More Than Just People Who Have Checked In

Now, the real beauty of Sonar comes from the possibility of intelligent data gathering on location information. Sonar has mentioned they might use event data, such as responses to Facebook, Eventbrite and Last.fm events to determine where people are. This means people don’t even necessarily need to be checked in for Sonar to be fairly sure they are at a given venue.

The main use of the Sonar application will be clear at any major events and conferences. When there are a lot of people in the same general area who are keen to network, you are quite likely to find new people you’d like to meet via this application. Since people are more open to networking at these events, it’s also likely to get results. And it could be so much fun!

Get The Sonar Application

The Sonar iPhone application is available to anyone in the iTunes store, while the Android application is currently in Beta. You can get your beta access by using this link and the password “sonarMUO”.

What uses do you foresee for Sonar?

  1. @refinch
    March 23, 2012 at 4:55 am

    Sonar, and its close counterpart, Highlight, both cause severe battery drain because they are constantly pinging user location.
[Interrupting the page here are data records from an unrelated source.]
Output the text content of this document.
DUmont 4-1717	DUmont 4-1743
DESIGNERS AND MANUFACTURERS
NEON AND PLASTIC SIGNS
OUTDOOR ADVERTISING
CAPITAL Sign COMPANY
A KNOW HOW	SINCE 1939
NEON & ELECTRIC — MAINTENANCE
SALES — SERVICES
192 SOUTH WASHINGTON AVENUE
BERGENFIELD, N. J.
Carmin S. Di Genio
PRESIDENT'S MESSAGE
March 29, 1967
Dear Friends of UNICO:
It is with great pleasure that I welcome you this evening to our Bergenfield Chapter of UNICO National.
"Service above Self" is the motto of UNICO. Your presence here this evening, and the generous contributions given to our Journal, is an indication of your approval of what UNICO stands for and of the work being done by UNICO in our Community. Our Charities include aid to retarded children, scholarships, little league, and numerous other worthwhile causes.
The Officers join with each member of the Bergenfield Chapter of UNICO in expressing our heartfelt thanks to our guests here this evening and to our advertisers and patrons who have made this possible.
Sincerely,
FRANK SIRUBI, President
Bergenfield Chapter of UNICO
Earlier this month at SXSW, Highlight was supposed to be the "it" app, but it was a bust: an app that eats battery in a venue that is crammed with people keeping cell towers overloaded is a disaster. I learned the problem a bit late. Without my Mophie battery case, I'd have been totally disconnected. I was a bit annoyed when I found out that Highlight had been making me sweat out wondering if I'd make it through the day.

    Until Sonar and Highlight come up with a more reasonable way for users to manage the frequency of pings and provide more granular control of how the apps use services in the background, these good ideas should be avoided.

    • Angela Alcorn
      March 23, 2012 at 3:05 pm

      Very good point. I hope both the Sonar developers and Highlight developers are paying attention to this complaint and address the ping times in future app releases.